Jacques Audiard is a strict adherent to the notion of quality over quantity. A career now spanning more than two decades customarily sees “the French Scorsese” spend three to four years in the development of a project. His seventh feature, Dheepan, does not bristle and hum with the same kind of violent magnetism as A Prophet or Rust and Bone but retains their spellbinding lyricism. This is a more subdued, intimate picture, detailing the every day lives of three Sri Lankan refugees who exchange their war-torn homeland for the battleground of a French urban jungle. Though the director makes no ostensible claims of social commentary, this release into the current European climate makes for a timely and pertinent study.

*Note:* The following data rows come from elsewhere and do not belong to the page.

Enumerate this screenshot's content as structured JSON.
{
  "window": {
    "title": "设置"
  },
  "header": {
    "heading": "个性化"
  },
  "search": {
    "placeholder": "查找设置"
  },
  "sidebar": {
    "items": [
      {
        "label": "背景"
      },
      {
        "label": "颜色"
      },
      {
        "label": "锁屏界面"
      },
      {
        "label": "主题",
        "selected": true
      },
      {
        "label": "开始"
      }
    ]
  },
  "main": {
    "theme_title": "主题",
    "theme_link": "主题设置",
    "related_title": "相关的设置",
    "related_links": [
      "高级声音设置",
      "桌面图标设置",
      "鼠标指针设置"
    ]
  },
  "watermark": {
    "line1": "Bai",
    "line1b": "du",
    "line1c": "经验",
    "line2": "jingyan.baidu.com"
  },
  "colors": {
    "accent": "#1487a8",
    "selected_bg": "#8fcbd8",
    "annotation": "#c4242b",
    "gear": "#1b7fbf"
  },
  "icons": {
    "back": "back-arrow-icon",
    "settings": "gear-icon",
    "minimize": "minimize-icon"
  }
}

Whilst complimentary, comparisons to American auteurs do a disservice to Audiard’s own brand of visionary filmmaking. Renowned for eliciting outstanding performances from unknown actors (as he famously did with Tahar Rahim), he often asks his audience to align sympathies with fairly reprehensible individuals. The eponymous spearhead of events here is a Tamil Tiger first seen burning his uniform along with fallen comrades. Supplied with false passports, he, a single woman, and an orphaned girl form an unorthodox family unit and are able to lie their way through French immigration.

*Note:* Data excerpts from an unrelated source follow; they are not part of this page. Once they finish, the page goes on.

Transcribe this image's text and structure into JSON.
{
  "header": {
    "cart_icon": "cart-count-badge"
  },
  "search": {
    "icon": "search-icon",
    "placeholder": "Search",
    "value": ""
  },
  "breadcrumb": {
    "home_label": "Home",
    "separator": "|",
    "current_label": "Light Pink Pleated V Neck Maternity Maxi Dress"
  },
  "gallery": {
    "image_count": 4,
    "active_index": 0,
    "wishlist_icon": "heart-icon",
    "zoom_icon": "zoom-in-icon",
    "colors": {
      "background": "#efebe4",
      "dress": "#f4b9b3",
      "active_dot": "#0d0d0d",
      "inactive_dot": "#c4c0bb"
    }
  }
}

An early visual flourish sees specks of multi-coloured light float in front of our eyes in pitch darkness. As they brighten and come into view we see them as flashing headbands and other tat that Dheepan (Jesuthasan Antonythasan) attempts to flog to earn money to support his ‘wife’, Yalini (Kalieaswari Srinivasan) and ‘daughter’, Illayaal (Claudine Vinasithamby). Such enchanting, dreamlike techniques force our visual scrutiny and intrigue and strikingly loud sequences are cut short to deathly silence to ensure our ears are likewise engaged. Experiencing Dheepan is to be completely submerged on a sensory level.

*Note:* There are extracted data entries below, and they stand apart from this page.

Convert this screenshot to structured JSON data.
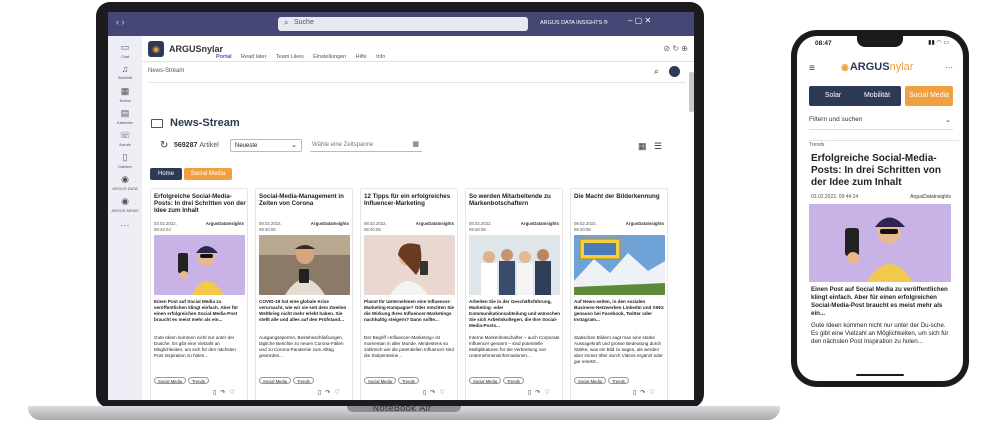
{
  "teams": {
    "search_placeholder": "Suche",
    "window_title": "ARGUS DATA INSIGHTS ®",
    "rail": [
      {
        "label": "Chat",
        "icon": "chat-icon"
      },
      {
        "label": "Aktivität",
        "icon": "bell-icon"
      },
      {
        "label": "Teams",
        "icon": "teams-icon"
      },
      {
        "label": "Kalender",
        "icon": "calendar-icon"
      },
      {
        "label": "Anrufe",
        "icon": "phone-icon"
      },
      {
        "label": "Dateien",
        "icon": "file-icon"
      },
      {
        "label": "ARGUS DATA",
        "icon": "eye-icon"
      },
      {
        "label": "ARGUS NEWS",
        "icon": "eye-icon"
      }
    ]
  },
  "app": {
    "name": "ARGUSnylar",
    "tabs": [
      "Portal",
      "Read later",
      "Team Likes",
      "Einstellungen",
      "Hilfe",
      "Info"
    ]
  },
  "content": {
    "breadcrumb": "News-Stream",
    "title": "News-Stream",
    "article_count": "569287",
    "article_suffix": "Artikel",
    "sort_value": "Neueste",
    "date_placeholder": "Wähle eine Zeitspanne",
    "pills": [
      "Home",
      "Social Media"
    ]
  },
  "cards": [
    {
      "title": "Erfolgreiche Social-Media-Posts: In drei Schritten von der Idee zum Inhalt",
      "date": "03.02.2022,",
      "time": "09:44:24",
      "source": "ArgusDataInsights",
      "lead": "Einen Post auf Social Media zu veröffentlichen klingt einfach. Aber für einen erfolgreichen Social-Media-Post braucht es meist mehr als ein...",
      "body": "Gute Ideen kommen nicht nur unter der Dusche. Es gibt eine Vielzahl an Möglichkeiten, um sich für den nächsten Post Inspiration zu holen...",
      "tags": [
        "Social Media",
        "Trends"
      ]
    },
    {
      "title": "Social-Media-Management in Zeiten von Corona",
      "date": "08.02.2022,",
      "time": "09:40:06",
      "source": "ArgusDataInsights",
      "lead": "COVID-19 hat eine globale Krise verursacht, wie wir sie seit dem Zweiten Weltkrieg nicht mehr erlebt haben. Sie stellt alle und alles auf den Prüfstand...",
      "body": "Ausgangssperren, Besteheschließungen, tägliche Berichte zu neuen Corona-Fällen und zu Corona-Pandemie zum Alltag geworden...",
      "tags": [
        "Social Media",
        "Trends"
      ]
    },
    {
      "title": "12 Tipps für ein erfolgreiches Influencer-Marketing",
      "date": "08.02.2022,",
      "time": "09:40:06",
      "source": "ArgusDataInsights",
      "lead": "Planst Ihr Unternehmen eine Influencer-Marketing-Kampagne? Oder möchten Sie die Wirkung Ihres Influencer-Marketings nachhaltig steigern? Dann sollte...",
      "body": "Der Begriff »Influencer-Marketing« ist momentan in aller Munde. Mindestens so zahlreich wie die potentiellen Influencer sind die Stolpersteine...",
      "tags": [
        "Social Media",
        "Trends"
      ]
    },
    {
      "title": "So werden Mitarbeitende zu Markenbotschaftern",
      "date": "08.02.2022,",
      "time": "09:40:06",
      "source": "ArgusDataInsights",
      "lead": "Arbeiten Sie in der Geschäftsführung, Marketing- oder Kommunikationsabteilung und wünschen Sie sich Arbeitskollegen, die Ihre Social-Media-Posts...",
      "body": "Interne Markenbotschafter – auch Corporate Influencer genannt – sind potentielle Multiplikatoren für die Verbreitung von Unternehmensinformationen...",
      "tags": [
        "Social Media",
        "Trends"
      ]
    },
    {
      "title": "Die Macht der Bilderkennung",
      "date": "08.02.2022,",
      "time": "09:40:06",
      "source": "ArgusDataInsights",
      "lead": "Auf News-seiten, in den sozialen Business-Netzwerken LinkedIn und XING genauso bei Facebook, Twitter oder Instagram...",
      "body": "Statischen Bildern sagt man eine starke Aussagekraft und grosse Bedeutung durch Stärke, was ein Bild zu sagen, als werden aber immer öfter durch Videos ergänzt oder gar ersetzt...",
      "tags": [
        "Social Media",
        "Trends"
      ]
    }
  ],
  "laptop": {
    "brand": "NoteBook Air"
  },
  "phone": {
    "time": "08:47",
    "logo_part1": "ARGUS",
    "logo_part2": "nylar",
    "tabs": [
      "Solar",
      "Mobilität",
      "Social Media"
    ],
    "filter": "Filtern und suchen",
    "trend_label": "Trends",
    "title": "Erfolgreiche Social-Media-Posts: In drei Schritten von der Idee zum Inhalt",
    "date": "03.02.2022, 09:44:24",
    "source": "ArgusDataInsights",
    "lead": "Einen Post auf Social Media zu veröffentlichen klingt einfach. Aber für einen erfolgreichen Social-Media-Post braucht es meist mehr als ein...",
    "body": "Gute Ideen kommen nicht nur unter der Du-sche. Es gibt eine Vielzahl an Möglichkeiten, um sich für den nächsten Post Inspiration zu holen..."
  },
  "colors": {
    "navy": "#2d3a55",
    "orange": "#f0a040",
    "teams_purple": "#464775"
  }
}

Immortalised in the monochrome of Mathieu Kassovitz’s La Haine, the Paris suburbs are never painted in anything but a negative light and the unrelentingly dour autumn and winter conditions do nothing to brighten up the run-down, graffiti-clad building which becomes home for the immigrant family: Dheepan the new caretaker of a block controlled by a drug gang, Yalini a housekeeper to the catatonic uncle of their leader, Illayaal to a local school where she learns the French needed to teach and assist her parents. Standoffish at first, intimacy grows at a snail’s pace as tempers fly and a lid is just about kept on an essential secret. Moments of unexpected humour punctuate the daily grind but as in all his films Audiard keeps the threat of something catastrophic on a menacing simmer throughout. A late left turn in plausibility is difficult to swallow but it should not detract from the overall accomplishment of an understated tour de force.
The decision to award Dheepan the Palme d’Or at last year’s Cannes Film Festival was met by vehement boos from some. It’s not a film that is intended to make you cheer, either, but as Dheepan stands at the window of his apartment looking out onto a world he struggles to comprehend, we sit in darkness looking through a screen at him. Audiard may not connect all the dots perfectly but there is an intensely thought-provoking humanism to his latest work that will resonate with all who see it.